If you’re making the case for golf Exhibit A – the legend that is Laura Davies – must surely be among the first entered into evidence?
The 57-year-old continues to delight and impress in equal measure across every facet of the game, her presence at Carnoustie this past week a genuine highlight.
While the finish to the tournament was gripping with multiple players having a chance to win, one of the standout performances of the week unquestionably came from Davies.
A respectable second round of 70 was enough for Davies to advance to the weekend, joining a field that featured not a single player born when the Dame made her professional debut.
"But Davies’ involvement this past week extended well beyond her play, her work in the commentary booth over the course of the week making at least as big a contribution." - Rod Morri.
Carnoustie marked Davies’ 41st consecutive appearance at this tournament, testament not only to her extraordinary talent but to the game itself that would allow such a feat.
It would be absurd to think almost any other significant athletic pursuit could see a 57-year-old legitimately compete against a player half that age.

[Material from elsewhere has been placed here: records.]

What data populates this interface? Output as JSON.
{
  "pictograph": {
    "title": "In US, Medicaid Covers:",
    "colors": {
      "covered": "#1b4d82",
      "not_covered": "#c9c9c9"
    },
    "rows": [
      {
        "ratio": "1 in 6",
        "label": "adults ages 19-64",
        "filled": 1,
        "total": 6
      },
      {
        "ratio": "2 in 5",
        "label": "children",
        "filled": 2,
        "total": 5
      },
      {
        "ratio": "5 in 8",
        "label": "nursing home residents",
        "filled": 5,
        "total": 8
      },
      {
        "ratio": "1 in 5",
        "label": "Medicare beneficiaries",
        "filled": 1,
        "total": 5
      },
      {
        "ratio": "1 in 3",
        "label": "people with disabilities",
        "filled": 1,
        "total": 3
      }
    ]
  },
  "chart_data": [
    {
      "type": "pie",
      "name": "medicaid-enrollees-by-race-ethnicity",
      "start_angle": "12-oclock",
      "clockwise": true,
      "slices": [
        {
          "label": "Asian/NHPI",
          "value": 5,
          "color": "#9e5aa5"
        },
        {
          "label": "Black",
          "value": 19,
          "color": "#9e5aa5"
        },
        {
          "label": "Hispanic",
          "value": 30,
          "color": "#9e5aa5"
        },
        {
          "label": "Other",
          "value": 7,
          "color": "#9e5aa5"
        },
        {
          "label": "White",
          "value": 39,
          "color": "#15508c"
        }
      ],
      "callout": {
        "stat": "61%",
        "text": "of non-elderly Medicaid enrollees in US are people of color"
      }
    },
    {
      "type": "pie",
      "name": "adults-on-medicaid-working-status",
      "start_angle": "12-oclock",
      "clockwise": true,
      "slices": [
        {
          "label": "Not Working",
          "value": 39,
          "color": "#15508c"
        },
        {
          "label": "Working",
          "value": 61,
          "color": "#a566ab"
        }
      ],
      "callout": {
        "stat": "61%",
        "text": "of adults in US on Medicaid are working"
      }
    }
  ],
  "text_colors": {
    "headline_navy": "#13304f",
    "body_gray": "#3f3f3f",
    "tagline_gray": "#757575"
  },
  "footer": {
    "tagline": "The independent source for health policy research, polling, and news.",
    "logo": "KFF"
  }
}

Yet at Carnoustie, Davies’ 36-hole score was just two shots adrift of that of eventual winner Anna Nordqvist – and the veteran’s performance was hardly an outlier.
Let’s not forget Phil Mickelson captured the PGA just three months ago at the age of 50 and Tom Watson came within a soft bounce of capturing a sixth Claret Jug at Turnberry in 2009 – at the tender age of 59.
That came a year after Greg Norman led into the final round at Royal Birkdale at the age of 53 and six years before Peter Senior won the Australian Masters at Huntingdale at the age of 56.
Davies’ name sits comfortably in that company, the four-time major winner showing once again this past week that she still has plenty of game.
While admitting winning might be a stretch, Davies says she knows she still plays well enough to be amongst the top-10 most weeks.
“I mean, I’ve just hit three 2-irons only maybe four or five players in this field could hit,” she said following a disappointing Saturday 78 where she made par on each of the last three holes after hitting 2-irons for her approach.
“The rest can’t hit 2-irons.”
But Davies’ involvement this past week extended well beyond her play, her work in the commentary booth over the course of the week making at least as big a contribution.
A regular on the Sky Sports coverage when she’s not playing, Davies has the unique gift among TV announcers of being able to call it as she sees it yet without offending.
"If professional golf is nothing more than entertainment – and while we’re all guilty of taking it too seriously at times, that’s all it really is – then Davies is one of its very best exponents."
She is critical without malice and self-deprecating without false modesty. It is a rare and welcome set of skills.
Davies is likeable and doesn’t take herself too seriously which are among the attributes that make her so popular globally.
But perhaps her most appealing personality trait might best be summed up simply by noting this: she does things she doesn’t have to, simply because they’re the right thing to do.
For several years she was a regular on the then ALPG annual pro-am circuit that travelled country NSW, her presence a major drawcard for sponsors and players alike and instrumental in the organisation’s survival.
There are no doubt countless similar stories told around the world because Davies, while she would never blow her own trumpet, has an instinct for doing the right thing and always does it.
If professional golf is nothing more than entertainment – and while we’re all guilty of taking it too seriously at times, that’s all it really is – then Davies is one of its very best exponents.
May she continue to be a part of the game for many years to come.